When the trial began, the State called the officer knowledgeable about the prior occurrence as its first witness. Before he testified, the court instructed the jury that “any evidence of any prior charge or offense should not be considered in any way as to the Defendant’s character, but it is admissible for purposes of showing intent, motive, disposition, method of operating, course of conduct, that kind of thing, and it would only be admissible for that purpose and not for anything else.”

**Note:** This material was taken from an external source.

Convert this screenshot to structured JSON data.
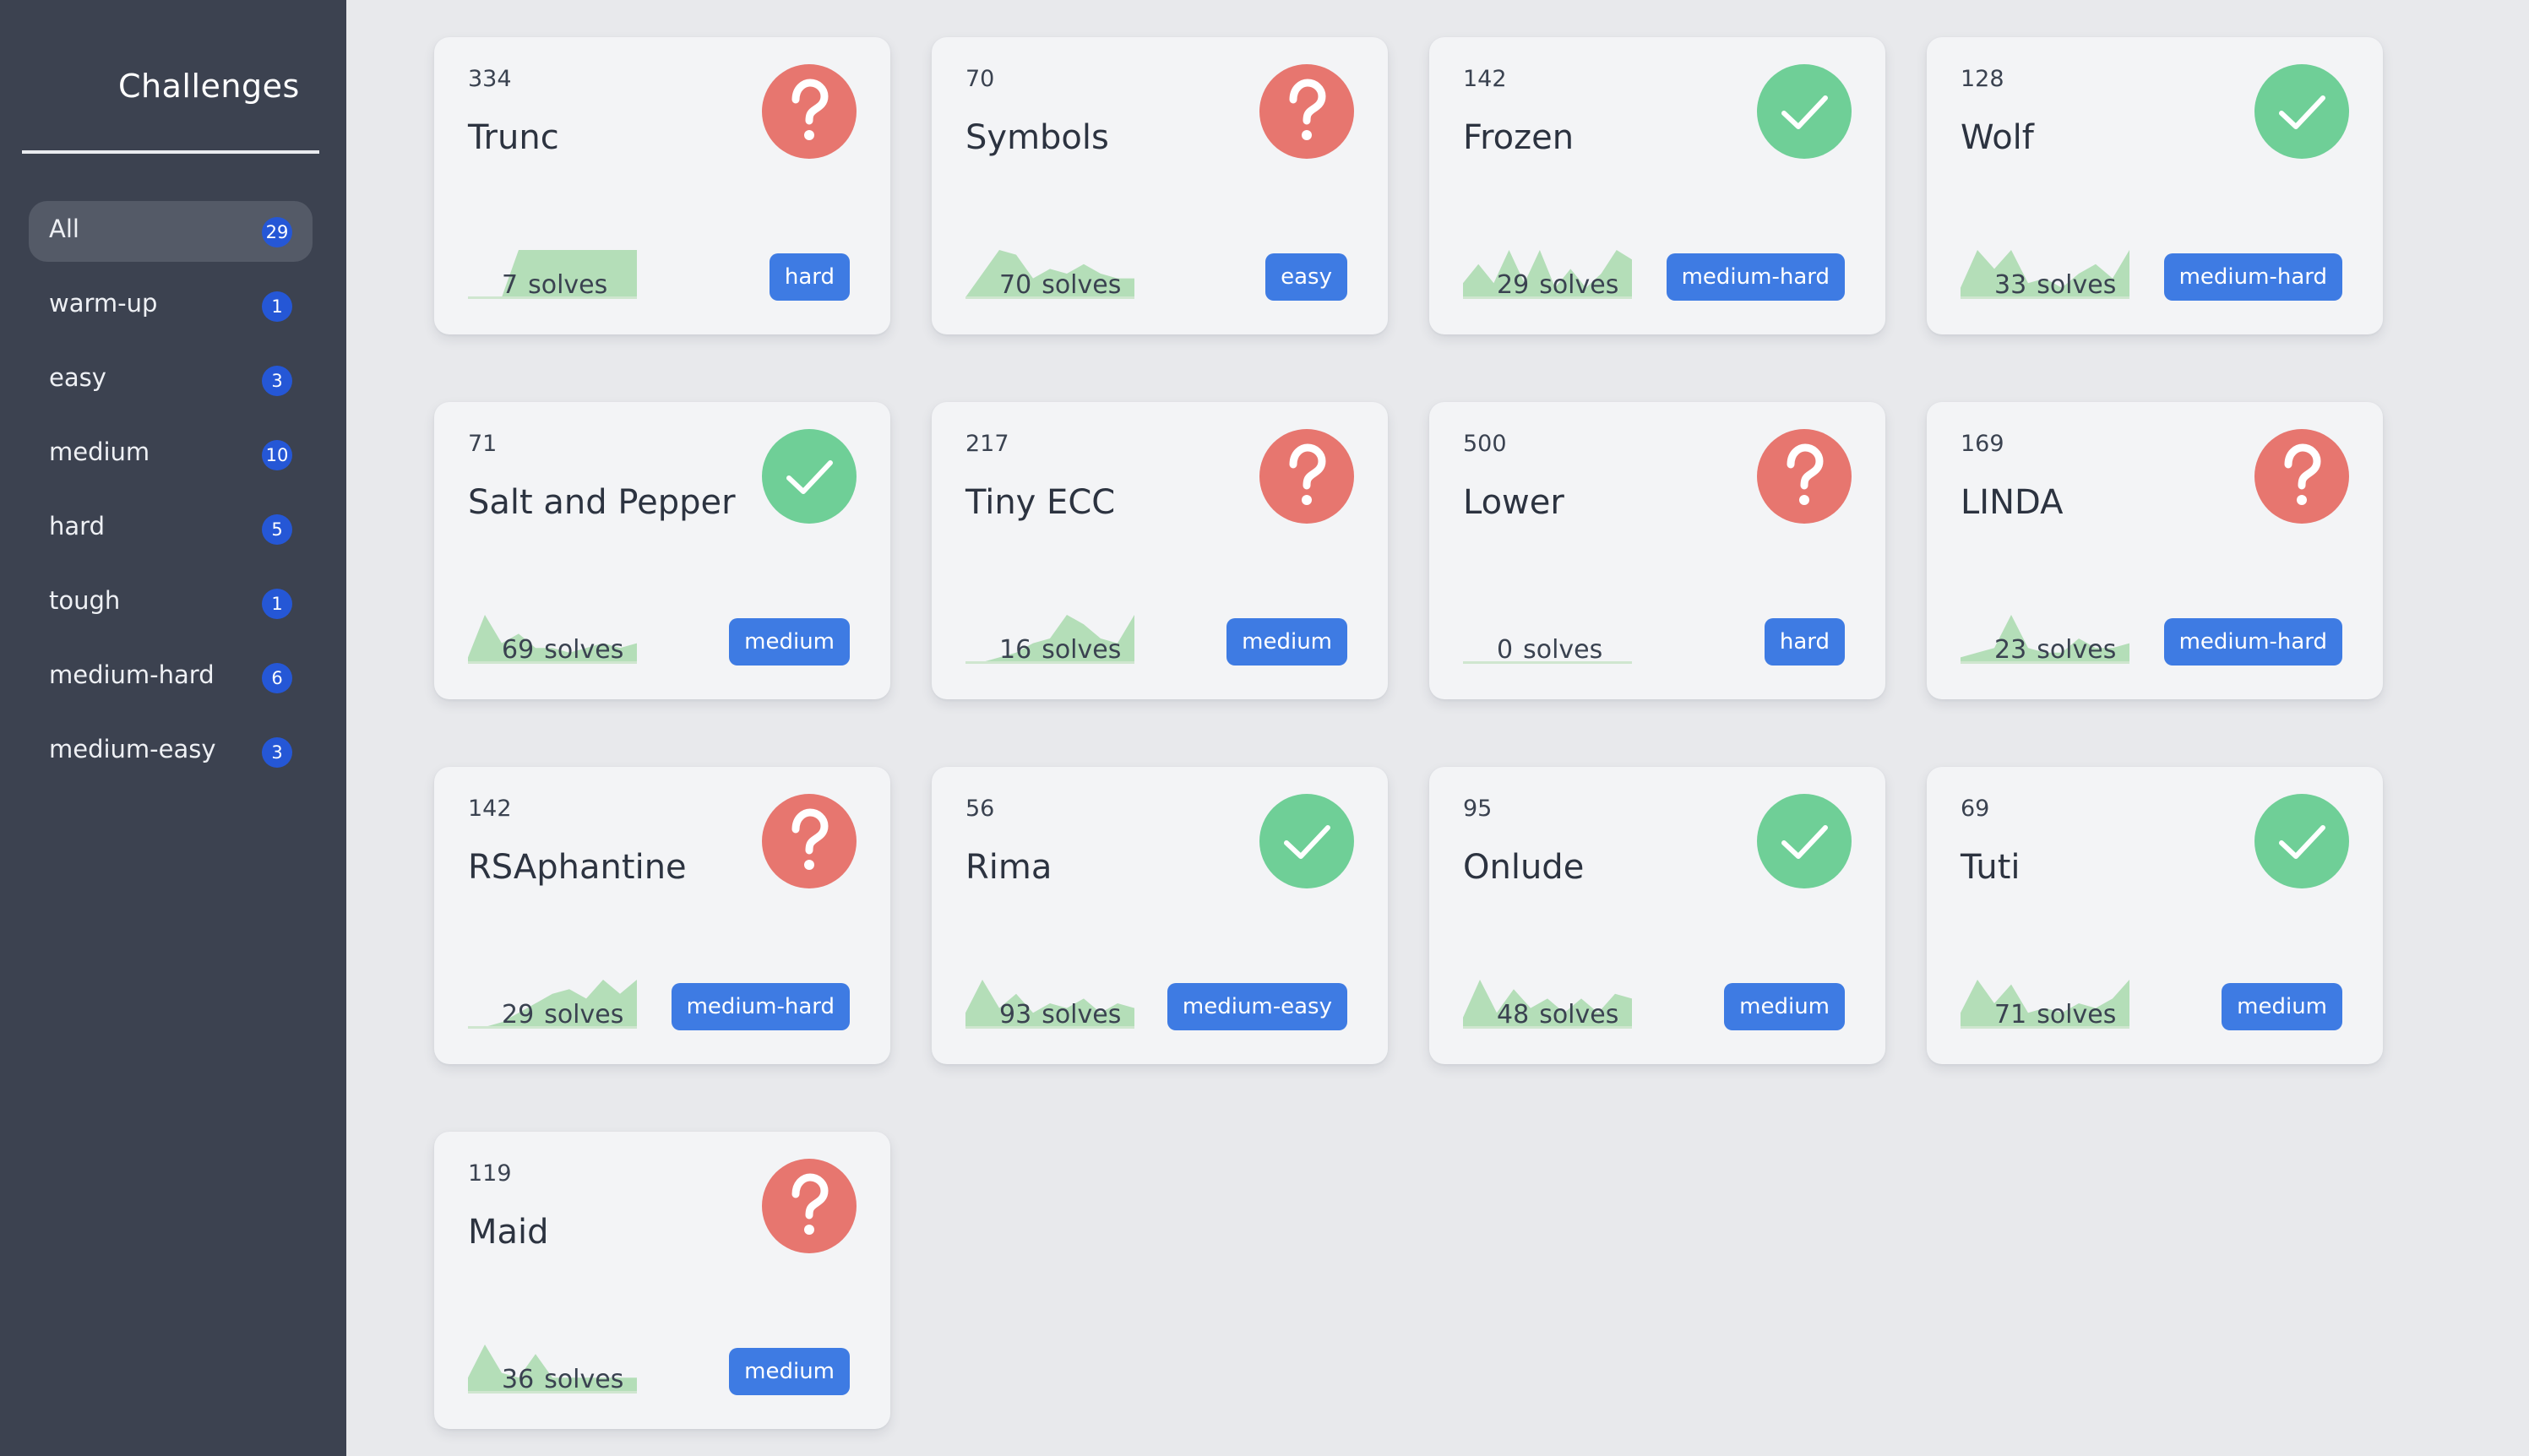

The officer related the details of the prior occurrence, and then both sides’ evidence regarding the offenses being tried was related to the jury. In the final instructions to the jury, the court charged: “Sometimes evidence is admitted for a limited purpose. Such evidence may be considered by the jury for the sole issue or purpose to which the evidence is limited and not for any other purpose. The law provides that evidence of other transactions of this Defendant that are similar in terms of common design, scheme, plan, course of conduct, motive, or other factors, to the offense for which the Defendant is on trial in this case may be admissible and may be considered by the jury for the limited purpose of showing, if it does show, the state of mind, the motive, or the method of operation and matters of that sort. But it should not be considered by you for any other purpose. The Defendant is only on trial for this particular offense and not for any other charge.”

A jury, hearing these two charges, could hardly determine the “sole” issue it could consider the evidence for, much less that it was to be considered only in connection with the DUI offense, or what issue it could not be used to support. Prior acts evidence, in order to be admissible at all, must “involve some sort of probative connection between the crime charged and the prior act.” Barrett v. State, 263 Ga. 533, 534 (436 SE2d 480) (1993). Otherwise “the prejudicial nature of the prior act evidence will outweigh its probative value.” Id. Its relevance must “outweighU its prejudicial impact.” (Emphasis in original.) Oller v. State, 187 Ga. App. 818, 819 (2) (371 SE2d 455) (1988).

In other cases decided by this Court, prior DUIs have been permitted as relevant to prove bent of mind or course of conduct. See, e.g., Kirkland v. State, 206 Ga. App. 27, 28 (3) (424 SE2d 638) (1992) (“bent of mind or course of conduct”); Blane v. State, 195 Ga. App. 504 (1) (393 SE2d 759) (1990) (“course of conduct”); Simon v. State, 182 Ga. App. 210, 211 (1) (355 SE2d 120) (1987) (“course of conduct and bent of mind”); Kilgore v. State, 176 Ga. App. 121 (1) (335 SE2d 465) (1985) (“course of conduct”).

The majority opinion in this case rules that the evidence was *103allowable as circumstantial proof of McCullough’s “bent of mind and course of conduct” on the night of the offenses on trial. Even if these are legitimate bases for allowing this evidence as connecting the prior DUI with the incident on trial, the two instances of instructing the jury as to the use of this evidence were not so limited and in fact were so broad as to permit virtually unlimited consideration. See Stephan v. State, 205 Ga. App. 241, 242 (2) (422 SE2d 25) (1992).

Decided January 7, 1998. Millard G. Gouge, for appellant. Kermit N. McManus, District Attorney, Mark P. Higgins, Jr., Assistant District Attorney, for appellee.